Check Your Heart
Speaker: Dr. Harold J. Sala | Series: Guidelines For Living | Nothing in all creation is hidden from God’s sight. Everything is uncovered and laid bare before the eyes of him to whom we must give account. Hebrews 4:13
When you go to your doctor for a physical, he thumps you, feels you for swelling, and otherwise pokes and prods. Like a policeman searching for a thief, he’s looking for anything that can cause you trouble. And if he finds anything that seems irregular, he wants to check it out. When I had a physical a few years ago, the doctor found a tiny lump near my collarbone. “Hum!” he said in that not-so comforting doctor tone, “we had better check this out.” He did, too. He wanted a biopsy—a tiny bit of flesh (my flesh, of course), which could be put under a microscope and examined. He explained that he would numb the spot and use a needle to get to the heart of the problem.

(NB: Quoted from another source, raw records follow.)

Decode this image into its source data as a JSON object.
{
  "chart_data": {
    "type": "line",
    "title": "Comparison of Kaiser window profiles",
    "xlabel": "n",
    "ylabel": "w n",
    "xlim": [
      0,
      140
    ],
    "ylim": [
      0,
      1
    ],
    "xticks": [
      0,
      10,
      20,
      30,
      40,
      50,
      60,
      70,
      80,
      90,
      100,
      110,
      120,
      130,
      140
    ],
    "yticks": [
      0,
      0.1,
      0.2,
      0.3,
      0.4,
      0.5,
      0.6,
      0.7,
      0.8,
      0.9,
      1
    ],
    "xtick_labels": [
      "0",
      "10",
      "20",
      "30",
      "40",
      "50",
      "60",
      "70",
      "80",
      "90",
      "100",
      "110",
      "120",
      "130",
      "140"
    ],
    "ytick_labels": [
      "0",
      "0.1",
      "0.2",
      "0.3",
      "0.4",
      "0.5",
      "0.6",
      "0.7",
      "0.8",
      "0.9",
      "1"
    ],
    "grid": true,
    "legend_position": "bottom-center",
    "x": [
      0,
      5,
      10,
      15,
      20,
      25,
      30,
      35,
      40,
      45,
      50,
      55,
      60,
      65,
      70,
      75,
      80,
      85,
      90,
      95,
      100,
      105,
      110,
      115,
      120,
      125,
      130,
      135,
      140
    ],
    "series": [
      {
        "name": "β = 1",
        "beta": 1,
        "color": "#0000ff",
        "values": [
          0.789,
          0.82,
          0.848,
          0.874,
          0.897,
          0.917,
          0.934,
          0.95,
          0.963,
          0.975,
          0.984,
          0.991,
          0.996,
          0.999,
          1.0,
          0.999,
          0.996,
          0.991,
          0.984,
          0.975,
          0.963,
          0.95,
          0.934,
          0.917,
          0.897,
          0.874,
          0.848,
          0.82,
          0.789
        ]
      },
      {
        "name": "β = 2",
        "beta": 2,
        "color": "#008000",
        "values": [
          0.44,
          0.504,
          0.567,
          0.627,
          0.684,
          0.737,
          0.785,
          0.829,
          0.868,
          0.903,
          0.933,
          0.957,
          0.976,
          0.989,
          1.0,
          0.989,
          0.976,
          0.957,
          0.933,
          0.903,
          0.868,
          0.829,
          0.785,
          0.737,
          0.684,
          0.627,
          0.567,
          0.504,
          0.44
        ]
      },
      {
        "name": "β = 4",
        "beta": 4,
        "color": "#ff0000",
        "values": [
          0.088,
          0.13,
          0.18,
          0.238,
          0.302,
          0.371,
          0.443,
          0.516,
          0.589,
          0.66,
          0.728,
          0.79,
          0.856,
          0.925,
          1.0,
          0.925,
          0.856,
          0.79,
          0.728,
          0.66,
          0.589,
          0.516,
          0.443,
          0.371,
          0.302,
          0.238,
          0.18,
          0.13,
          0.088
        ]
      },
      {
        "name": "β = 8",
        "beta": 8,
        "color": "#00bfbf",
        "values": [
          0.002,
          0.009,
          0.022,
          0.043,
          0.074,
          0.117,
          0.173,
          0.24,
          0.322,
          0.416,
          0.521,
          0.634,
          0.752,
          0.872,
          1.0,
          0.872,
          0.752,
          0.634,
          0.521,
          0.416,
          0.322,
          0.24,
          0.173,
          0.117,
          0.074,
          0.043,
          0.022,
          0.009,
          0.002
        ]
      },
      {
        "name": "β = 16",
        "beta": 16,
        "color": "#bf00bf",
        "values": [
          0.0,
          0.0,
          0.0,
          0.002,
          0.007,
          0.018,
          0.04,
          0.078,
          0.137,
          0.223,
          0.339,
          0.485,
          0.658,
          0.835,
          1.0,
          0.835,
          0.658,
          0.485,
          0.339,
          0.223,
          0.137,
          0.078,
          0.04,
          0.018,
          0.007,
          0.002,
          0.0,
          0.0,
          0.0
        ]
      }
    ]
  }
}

But when he brought out the needle, I thought, “Wow! There’s nothing tiny about that, and he’s going to jab me with it!” He did, and it wasn’t all that bad, and everything was OK. But I’ve been thinking about the whole procedure. Sometimes looking within and taking a few moments for reflection can be very healthful. David did that, and he was described in the book of Acts as a man after God’s own heart. He prayed, “Search me, O God, and know my heart; test me and know my anxious thoughts. See if there is any offensive way in me, and lead me in the way everlasting” (Psalm 139:23,24).
In effect, David asked God to take a biopsy of his heart, the kind that a cardiologist cannot do, and see what dark lurking evil might lie within—a pretty bold and even scary thought because when God diagnoses your inner thoughts, He makes no mistakes.
What are some of the evils which can be detected by a spiritual biopsy? Here are a few possibilities: pride, arrogance, hatred, jealousy, coldness, envy, lust, an unbridled tongue, and a host of others.
Here’s a rather personal question. If God should do a biopsy of your heart and have the angels in the laboratory of heaven put it under the microscope and prepare a report, what do you think they would find? The fact is that most of us don’t need a spiritual biopsy. We know what lurks in our hearts.
A pastor once preached a message on “besetting sins” and a young man came to him and said, “Pastor, I would confess my besetting sins but I just don’t know where to start.” The pastor replied, “When you kneel down before God, the first one that comes to your mind is where you need to start.”
A closing thought: God already knows what is in your heart. He knows it all. He sees it all, and He takes note of the true condition of your life. The New Testament writer of Hebrews put it like this: “He knows about everyone, everywhere. Everything about us is bare and wide open to the all-seeing eyes of our living God; nothing can be hidden from him to whom we must explain all that we have done” (Hebrews 4:13, Living Bible). But David himself knew this. He began the psalm I quoted, saying, “O LORD, you have searched me and you know me. You know when I sit and when I rise; you perceive my thoughts from afar. You discern my going out and my lying down; you are familiar with all my ways” (Psalm 139:1-3).
But instead of thinking of God as a policeman, a judge with a black book recording our failures, David thought of Him as a loving Father who will forgive and who will guide us into the path of righteousness. “But with you there is forgiveness; therefore, you are feared,” David also wrote in Psalm 130:4. It’s still true.